« Le Dernier des optimistes » de Jean-Philippe Touzeau


Jean-Philippe Touzeau est blogueur et écrivain, ou le contraire, tout dépend. Il vient d’éditer numériquement deux nouvelles dont une qu’il m’a gentillement envoyée pour que je la découvre. N’ayant pas de Kindle (support nécessaire), je l’ai lue, bêtement imprimée sur des feuilles A4. Serais-je indécrottable ?

Cette nouvelle repose sur une idée originale qui, en renversant l’histoire de l’évolution humaine, entraîne son lecteur dans une dystopie intéressante. Ainsi, l’homme, par son comportement négatif, petit à petit, renvoie le monde dans un état de nature et lui-même à une régression de ses sens et de ses fonctions, revenant à l’état d’homme des cavernes, à l’état d’homo regressus.
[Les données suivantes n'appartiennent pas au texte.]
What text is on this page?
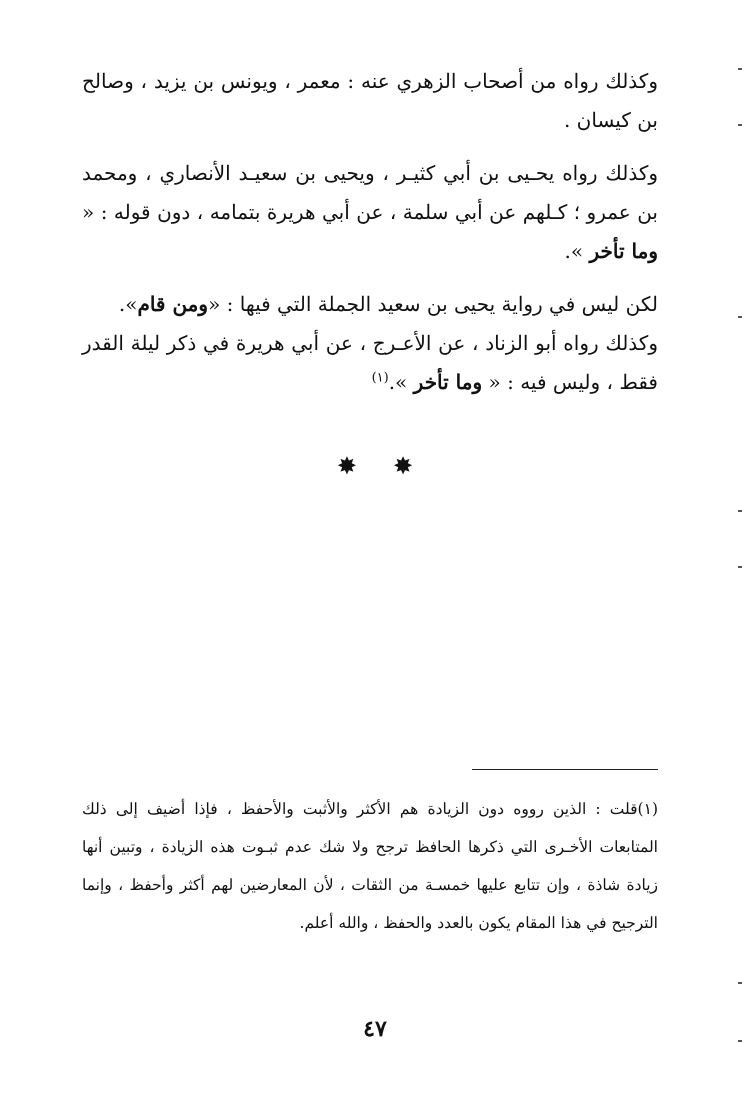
وكذلك رواه من أصحاب الزهري عنه : معمر ، ويونس بن يزيد ، وصالح بن كيسان .

وكذلك رواه يحـيى بن أبي كثيـر ، ويحيى بن سعيـد الأنصاري ، ومحمد بن عمرو ؛ كـلهم عن أبي سلمة ، عن أبي هريرة بتمامه ، دون قوله : « وما تأخر ».

لكن ليس في رواية يحيى بن سعيد الجملة التي فيها : «ومن قام».

وكذلك رواه أبو الزناد ، عن الأعـرج ، عن أبي هريرة في ذكر ليلة القدر فقط ، وليس فيه : « وما تأخر ».$^{(١)}$

✸✸

(١)قلت : الذين رووه دون الزيادة هم الأكثر والأثبت والأحفظ ، فإذا أضيف إلى ذلك المتابعات الأخـرى التي ذكرها الحافظ ترجح ولا شك عدم ثبـوت هذه الزيادة ، وتبين أنها زيادة شاذة ، وإن تتابع عليها خمسـة من الثقات ، لأن المعارضين لهم أكثر وأحفظ ، وإنما الترجيح في هذا المقام يكون بالعدد والحفظ ، والله أعلم.

٤٧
Il serait dommage d’en dire plus et ainsi de dévoiler le ressort de cette nouvelle écrite simplement mais avec justesse. Bien construite, elle ménage un certain suspens, et nous interroge sur notre façon de vivre en société, et aussi sur le rôle sociétal de l’art. Dans une société de technologie et de consommation, ou chaque appareil se remplace dès que le précédent est cassé, l’homme a tendance à croire que tout est facilement remplaçable, échangeable sans que cela influe sur notre comportement, et pourtant…Pour retrouver le sens des choses, ne faut-il pas revenir au début, retrouver les premiers émois que provoque la simple contemplation d’une fleur, par exemple.

Si cette nouvelle est une dystopie, elle laisse cependant une fin ouverte qui justifie pleinement son titre.

En peu de pages, Jean-Philippe Touzeau parvient à nous faire croire à son histoire et on en voudrait encore plus, un roman peut-être. A bon entendeur…

Jean-Philippe Touzeau a réussi l’exploit de me tenter, oui, depuis la lecture de sa nouvelle je réfléchis sérieusement à l’acquisition d’une lectrice…

Pour découvrir cette nouvelle sur votre Kindle, je vous laisse suivre le lien direct ICI.Vous pouvez également lire l’avis de Miss Bouquinaix et de Liyah.

Merci à Jean-Philippe Touzeau pour son humour et la liberté qu’il m’a offerte dans mon jugement.

Nouvelle lue dans le cadre du Challenge Dystopie.